Messi sotto accusa, gli esercenti scaricano responsabilità su distributori e produttori che scatenano una valanga ingestibile di copie nelle sale. E il settore della distribuzione, dal canto suo si giustifica mettendo in evidenza il fatto che il numero di film prodotti in un anno non riesce ad avere una giusta collocazione perché sempre crescente rispetto alle settimane a disposizione che ‘naturalmente’ continuano ad essere soltanto 52. Quel che è certo è che non c’è assolutamente intesa tra i vari settori anche se da più parti arrivano segnali propositivi per raggiungere la risoluzione del problema.
La concentrazione in corso nel mondo del cinema e dell’audiovisivo può generare sproporzionati rapporti di forza. Negli Stati Uniti le major e le loro filiali raccolgono il 90 per cento degli incassi di sala, mentre gli indipendenti distribuiscono 100 volte più film. Inoltre le reti televisive USA producono loro stesse il 92 per cento della loro programmazione (contro il 50 per cento di dieci anni fa) riducendo così i registi indipendenti a esercitare la loro diversità nell’anonimato.

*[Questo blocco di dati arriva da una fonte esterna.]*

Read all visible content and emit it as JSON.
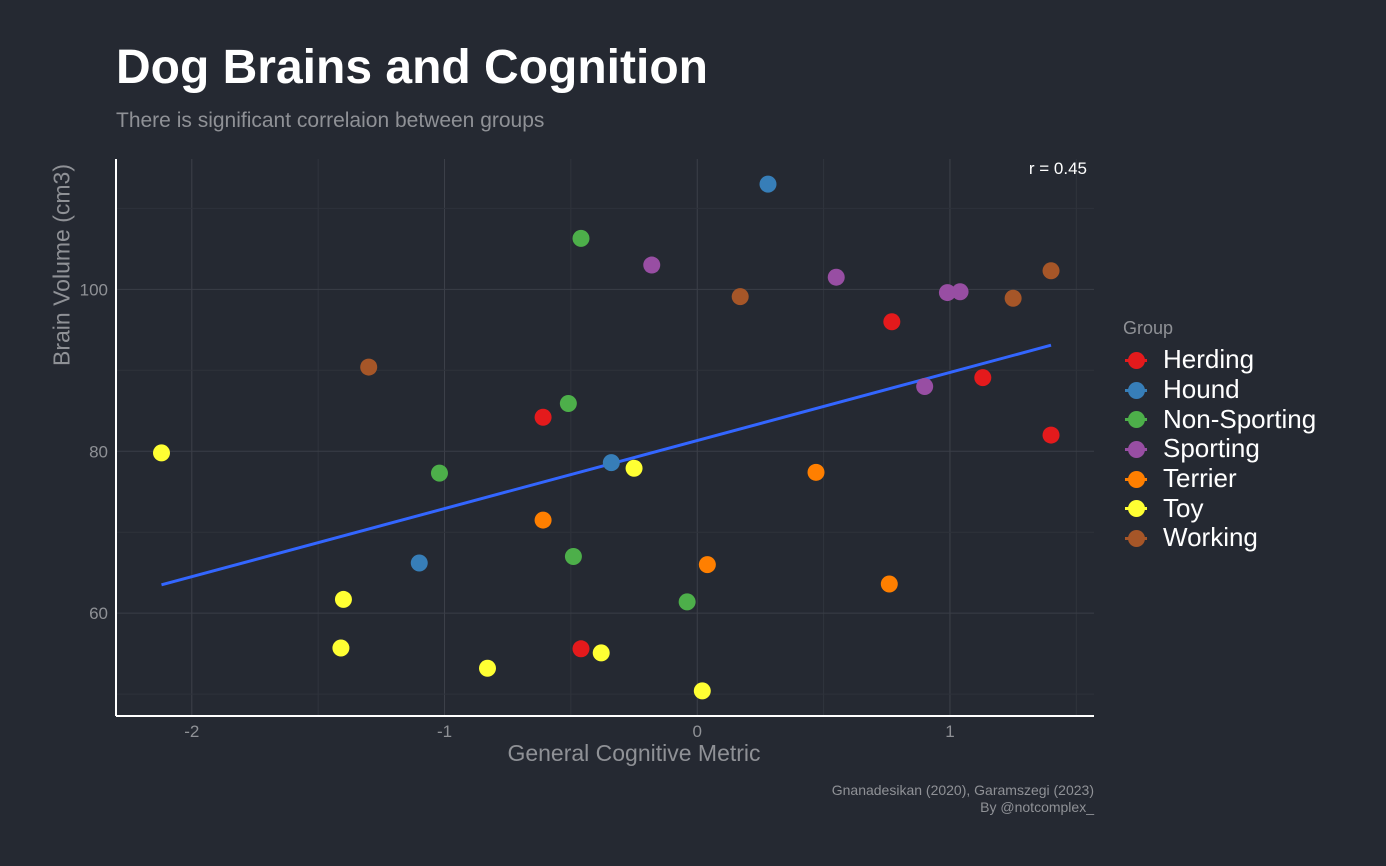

Soprattutto l’integrazione verticale ha fatto reagire alcuni produttori francesi che hanno preteso un rafforzamento del diritto alla concorrenza, al fine di evitare gli abusi delle emittenti divenute insieme produttrici, distributrici ed esercenti.

Coscienti di queste importanti sfide, i cineasti presenti a Beaune, capitanati dalla presidente dell’ARP, Coline Serreau, hanno richiesto l’iscrizione del principio della diversità culturale nella futura Costituzione Europea. Hanno anche richiamato gli stati europei a essere più vigili per poter rifiutare ogni liberalizzazione del settore audiovisivo e cinematografico in occasione delle negoziazioni dell’OMC. Un appello, questo, alla mobilizzazione che echeggia come risposta volontaria alle voci pessimiste che, da tre giorni, si esprimono senza armonizzazioni.